Standard approach (control group): THRIVE II focused on teaching a series of key messages about WASH, infant and young child feeding, positive parenting, and early stimulation. Messaging was delivered through an adaptation of the Care Group model, a community-based strategy for behavioural change46; the training and delivery cascade is depicted in figure 2. Community health volunteers (CHVs) were trained by the implementing organisation and in turn trained care groups that were composed of 10–15 care group volunteers (CGVs). CGVs were community women who were selected by their neighbour women to lead a neighbour women group (NWG). NWGs were composed of 6–15 women, to whom CGVs facilitated behavioural change through messaging and demonstration sessions they learnt in the care group setting. CGVs also followed up through home visits to encourage behavioural change based on the NWG sessions. Through THRIVE II, CGVs received an initial care group training which focused primarily on delivering basic health messaging with the assistance of a flipbook translated into the local language, Dholuo.

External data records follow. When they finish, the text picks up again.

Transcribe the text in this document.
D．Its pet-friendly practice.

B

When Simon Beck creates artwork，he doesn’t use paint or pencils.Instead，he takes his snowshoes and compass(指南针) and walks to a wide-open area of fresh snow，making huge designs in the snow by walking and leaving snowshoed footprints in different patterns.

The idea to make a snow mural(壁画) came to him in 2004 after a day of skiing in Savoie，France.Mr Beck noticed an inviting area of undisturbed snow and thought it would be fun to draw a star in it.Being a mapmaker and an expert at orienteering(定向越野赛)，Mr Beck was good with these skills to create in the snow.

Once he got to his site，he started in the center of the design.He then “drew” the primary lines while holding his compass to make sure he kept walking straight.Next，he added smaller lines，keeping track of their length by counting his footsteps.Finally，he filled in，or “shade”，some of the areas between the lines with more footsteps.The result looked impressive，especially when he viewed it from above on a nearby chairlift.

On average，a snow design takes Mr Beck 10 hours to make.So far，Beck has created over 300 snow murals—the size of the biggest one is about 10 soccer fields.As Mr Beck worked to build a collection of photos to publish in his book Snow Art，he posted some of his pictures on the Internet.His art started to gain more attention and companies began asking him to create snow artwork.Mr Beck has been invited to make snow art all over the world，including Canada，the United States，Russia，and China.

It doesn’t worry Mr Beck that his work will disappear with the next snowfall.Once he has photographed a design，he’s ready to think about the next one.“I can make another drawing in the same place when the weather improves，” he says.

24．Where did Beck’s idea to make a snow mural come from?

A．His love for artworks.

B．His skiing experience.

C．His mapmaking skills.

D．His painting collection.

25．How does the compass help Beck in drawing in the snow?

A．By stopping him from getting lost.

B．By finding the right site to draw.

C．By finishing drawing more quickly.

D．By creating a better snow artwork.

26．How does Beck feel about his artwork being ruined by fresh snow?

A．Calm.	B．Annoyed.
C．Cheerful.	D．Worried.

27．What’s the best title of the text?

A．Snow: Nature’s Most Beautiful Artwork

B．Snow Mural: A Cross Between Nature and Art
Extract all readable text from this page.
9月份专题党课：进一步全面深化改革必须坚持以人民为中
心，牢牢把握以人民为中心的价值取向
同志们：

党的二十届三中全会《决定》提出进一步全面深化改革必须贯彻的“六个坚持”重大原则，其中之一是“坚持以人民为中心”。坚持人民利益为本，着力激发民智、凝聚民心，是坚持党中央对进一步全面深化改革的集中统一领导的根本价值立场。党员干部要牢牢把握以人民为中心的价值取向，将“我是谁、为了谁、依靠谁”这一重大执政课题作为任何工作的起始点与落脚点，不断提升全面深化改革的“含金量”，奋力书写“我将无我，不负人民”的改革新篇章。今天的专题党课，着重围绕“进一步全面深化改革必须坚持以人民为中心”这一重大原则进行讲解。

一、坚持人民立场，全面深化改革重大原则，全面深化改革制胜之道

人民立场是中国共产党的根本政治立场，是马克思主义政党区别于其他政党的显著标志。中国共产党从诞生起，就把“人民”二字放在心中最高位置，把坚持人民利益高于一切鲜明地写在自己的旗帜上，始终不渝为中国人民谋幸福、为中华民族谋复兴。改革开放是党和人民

Chakruok Makare (intervention group): Our enhanced intervention used the same Care Group delivery modality, but focused on refining the messages and enhancing the delivery. We increased capacity building of CGVs and local CHVs, and increased supportive supervision to provide personalised feedback and support to participants through home visits. The intervention delivered a graduated bundle of three packages targeting practices relating to (1) food hygiene, (2) mealtime and feeding, and (3) compound cleanliness and sanitation.40 Neighbour women received messaging and peer support during NWGs. Derived from the THRIVE II behavioural change materials, each package used various behavioural change techniques to influence the uptake of targeted behaviours.44 Participants were also provided with minimal inputs to enable behavioural change, including information, education and communication materials (pledge cards, food hygiene card, dietary diversity tracking calendar, dietary diversity food wheel, clean compound storybook, feeding counseling card), and hardware (washbasin, pitcher and soap for handwashing stations, mesh food covers, demarcated bowl and spoon).47 There were two trainings to introduce and validate the intervention: the first included implementing partners and CHVs, and was led and facilitated by project staff and case managers who had worked on TIPs; the second training included CGVs in addition to all participants from the first meeting. Trainings emphasised facilitation and counselling skills in addition to the messages; CHVs and social workers were trained on using monitoring forms adapted from THRIVE II that included measures on accurate delivery of messages in addition to facilitation skills. Overall, the interventions were delivered over 5 months. Additional detail on the behavioural techniques and approach to intervention development can be found elsewhere.40
During home visits and initial NWG meetings, CGVs and CHVs were accompanied by the case managers and occasionally by the social workers to provide supportive supervision. The social workers and the case managers recorded CGV delivery, accuracy of messages and support on monitoring forms, reviewing it with the CGV following their delivery. Two weeks after household visits, CHVs conducted random spot-checks in households to see how and if the interventions were being used and also address any barriers to intervention use. The social workers and the case managers also conducted random spotchecks. Figure 2 compares the THRIVE II and Chakruok Makare intervention trainings.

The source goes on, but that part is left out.